«¡Cristian, Cristian, Cristian es cojonudo, como Cristian no hay ninguno!»

«¡Iribar, Iribar, Iribar es cojonudo, como Iribar no hay ninguno!». Este cántico pertenece a la historia del Real Zaragoza, que colaboró a que la afición del Athletic, pese a perder la final de Copa contra el equipo aragonés en 1966, reconociera el excelso partido del legendario portero internacional del Athletic. Villa y Lapetra habían puesto rumbo al título con dos goles en la primera parte, pero el Txopo evitó con paradas memorables que los Magníficos volvieran a marcar. Cristian Álvarez nunca alcanzó tal reconocimiento quizás porque ha llegado a su cumbre deportiva a partir de los 32 años y porque lo ha hecho en Segunda, pero habría que replantearse si estas circunstancias impiden que pueda entrar por la misma puerta de los héroes que lo hizo el guardameta de Zarautz. Porque Cristian es cojonudo. En el pasaporte lleva el mismo sello del eterno agradecimiento, y ese documento no distingue clases ni categorías. Entonces, podemos remachar que como Cristian no hay ninguno.

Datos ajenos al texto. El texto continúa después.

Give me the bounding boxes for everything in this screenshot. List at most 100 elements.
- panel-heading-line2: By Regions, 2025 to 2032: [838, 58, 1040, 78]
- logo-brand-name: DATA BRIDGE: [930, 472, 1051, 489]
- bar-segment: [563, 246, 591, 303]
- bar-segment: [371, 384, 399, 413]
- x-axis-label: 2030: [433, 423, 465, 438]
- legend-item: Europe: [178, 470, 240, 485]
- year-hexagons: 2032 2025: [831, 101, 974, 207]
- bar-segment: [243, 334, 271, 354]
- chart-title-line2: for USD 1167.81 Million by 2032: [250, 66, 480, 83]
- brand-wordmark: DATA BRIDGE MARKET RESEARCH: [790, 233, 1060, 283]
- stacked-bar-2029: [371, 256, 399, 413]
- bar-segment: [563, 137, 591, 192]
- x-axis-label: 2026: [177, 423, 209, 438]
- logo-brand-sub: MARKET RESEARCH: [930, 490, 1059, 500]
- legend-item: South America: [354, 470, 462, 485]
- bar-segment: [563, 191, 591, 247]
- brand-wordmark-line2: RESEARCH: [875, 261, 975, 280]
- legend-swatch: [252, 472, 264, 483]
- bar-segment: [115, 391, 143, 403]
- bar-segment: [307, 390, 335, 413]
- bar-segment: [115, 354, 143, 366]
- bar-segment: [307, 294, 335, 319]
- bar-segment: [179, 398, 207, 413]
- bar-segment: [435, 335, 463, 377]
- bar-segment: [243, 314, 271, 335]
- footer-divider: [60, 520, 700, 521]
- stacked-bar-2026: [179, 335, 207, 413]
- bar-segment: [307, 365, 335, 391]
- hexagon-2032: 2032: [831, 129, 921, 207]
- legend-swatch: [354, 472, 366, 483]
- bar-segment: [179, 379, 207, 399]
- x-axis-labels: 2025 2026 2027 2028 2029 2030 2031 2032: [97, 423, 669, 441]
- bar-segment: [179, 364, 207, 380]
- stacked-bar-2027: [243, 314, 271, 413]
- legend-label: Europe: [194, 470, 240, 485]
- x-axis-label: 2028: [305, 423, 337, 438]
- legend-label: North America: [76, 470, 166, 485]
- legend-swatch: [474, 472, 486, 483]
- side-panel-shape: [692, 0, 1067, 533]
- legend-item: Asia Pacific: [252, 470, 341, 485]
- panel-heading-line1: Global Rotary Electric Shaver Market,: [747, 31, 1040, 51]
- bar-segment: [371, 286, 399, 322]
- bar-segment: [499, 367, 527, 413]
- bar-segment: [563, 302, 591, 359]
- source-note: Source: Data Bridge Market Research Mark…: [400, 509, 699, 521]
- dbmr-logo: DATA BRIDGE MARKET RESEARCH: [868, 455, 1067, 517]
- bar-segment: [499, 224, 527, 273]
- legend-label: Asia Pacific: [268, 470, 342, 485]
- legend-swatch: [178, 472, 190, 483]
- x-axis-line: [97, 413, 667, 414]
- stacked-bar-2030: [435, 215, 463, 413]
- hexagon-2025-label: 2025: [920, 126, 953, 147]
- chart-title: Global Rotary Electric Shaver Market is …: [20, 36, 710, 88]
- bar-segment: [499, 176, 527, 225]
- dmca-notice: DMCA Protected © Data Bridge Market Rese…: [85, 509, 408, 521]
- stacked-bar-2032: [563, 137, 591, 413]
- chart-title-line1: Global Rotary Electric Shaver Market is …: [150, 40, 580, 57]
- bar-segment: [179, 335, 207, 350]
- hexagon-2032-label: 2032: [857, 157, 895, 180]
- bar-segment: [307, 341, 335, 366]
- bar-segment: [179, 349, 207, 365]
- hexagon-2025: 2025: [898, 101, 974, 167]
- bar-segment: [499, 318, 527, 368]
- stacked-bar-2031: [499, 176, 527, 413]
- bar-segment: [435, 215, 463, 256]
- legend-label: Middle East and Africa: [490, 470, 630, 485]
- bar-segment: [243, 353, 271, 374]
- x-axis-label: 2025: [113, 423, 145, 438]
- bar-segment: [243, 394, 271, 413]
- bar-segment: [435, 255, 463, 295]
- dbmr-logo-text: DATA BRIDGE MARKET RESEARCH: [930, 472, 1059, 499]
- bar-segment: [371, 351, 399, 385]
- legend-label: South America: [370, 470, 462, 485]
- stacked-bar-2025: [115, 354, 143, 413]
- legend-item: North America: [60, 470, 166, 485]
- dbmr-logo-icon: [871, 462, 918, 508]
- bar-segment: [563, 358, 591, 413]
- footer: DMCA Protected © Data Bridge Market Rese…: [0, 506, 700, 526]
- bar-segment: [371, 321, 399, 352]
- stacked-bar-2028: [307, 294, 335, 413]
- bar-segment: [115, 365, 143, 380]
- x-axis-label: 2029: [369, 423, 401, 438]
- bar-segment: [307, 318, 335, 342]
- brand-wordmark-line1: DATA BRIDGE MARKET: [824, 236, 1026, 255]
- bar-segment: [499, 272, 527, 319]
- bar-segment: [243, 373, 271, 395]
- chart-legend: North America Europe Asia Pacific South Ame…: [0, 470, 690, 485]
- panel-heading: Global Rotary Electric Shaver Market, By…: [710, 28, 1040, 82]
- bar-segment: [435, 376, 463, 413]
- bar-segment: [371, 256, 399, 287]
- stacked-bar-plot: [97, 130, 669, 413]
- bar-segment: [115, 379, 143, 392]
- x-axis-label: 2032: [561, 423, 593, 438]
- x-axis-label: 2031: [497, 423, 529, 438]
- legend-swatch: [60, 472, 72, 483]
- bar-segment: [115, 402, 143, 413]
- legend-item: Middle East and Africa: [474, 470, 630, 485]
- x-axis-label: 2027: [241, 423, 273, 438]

En Oviedo, después de superar un proceso febril que le apartó del encuentro ante el Alcorcón, el argentino volvió a su puesto de guardia. Escribir una vez más sobre sus hazañas resulta un ejercicio ciclópeo, describir sus intervenciones en el Carlos Tartiere supone quedarse muy por debajo del relato de la realidad. Los adjetivos sobrevuelan el área creativa y no hay forma de reunirlos para construir con cierta fidelidad esas imágenes contorsionistas del argentino. La crónica habría que adaptarla a la narrativa de la fantasía porque este tipo, seguro, es de otro mundo aunque todos sus rasgos humanos digan lo contrario. Es tal su influencia y la repetición de sus poderes sobrenaturales que la dificultad de elogiarle es algo similar a lo que sucede cuando los genios crean una obra maestra insuperable y al poco la rebasan con otra superior. Queda instalarse en la sala de la admiración y esperar a que ocurra otro milagro.

Iribar vestía de negro y en aquel fútbol en el que competía con el ruso Lev Yashin por el dominio del planeta de las portería, su campo de acción se restringía a permanecer bajo los tres palos. Intimidaba a los delanteros con su estampa de ángel volador, inalterable y sobrio, sin más adorno en su repertorio que parar lo imparable. No había en el guipuzcoano un gesto de más que extender las ramas de sus brazos para atrapar el balón. Cristian pertenece a otra escuela y a otro tiempo, pero hay un lazo atemporal que los une: el de hacer de su misión un sacerdocio rutinario y discreto, despojados de toda vanidad. Porque ambos estudiaron para evitar al diablo, a la tentación de gustarse en el espejo después de una parada para la historia. Porque la historia de los porteros es la más efímera si se concede un solo segundo al narcisismo. Por eso, la de Cristian, como fue la de Iribar, es cojonuda en este Real Zaragoza.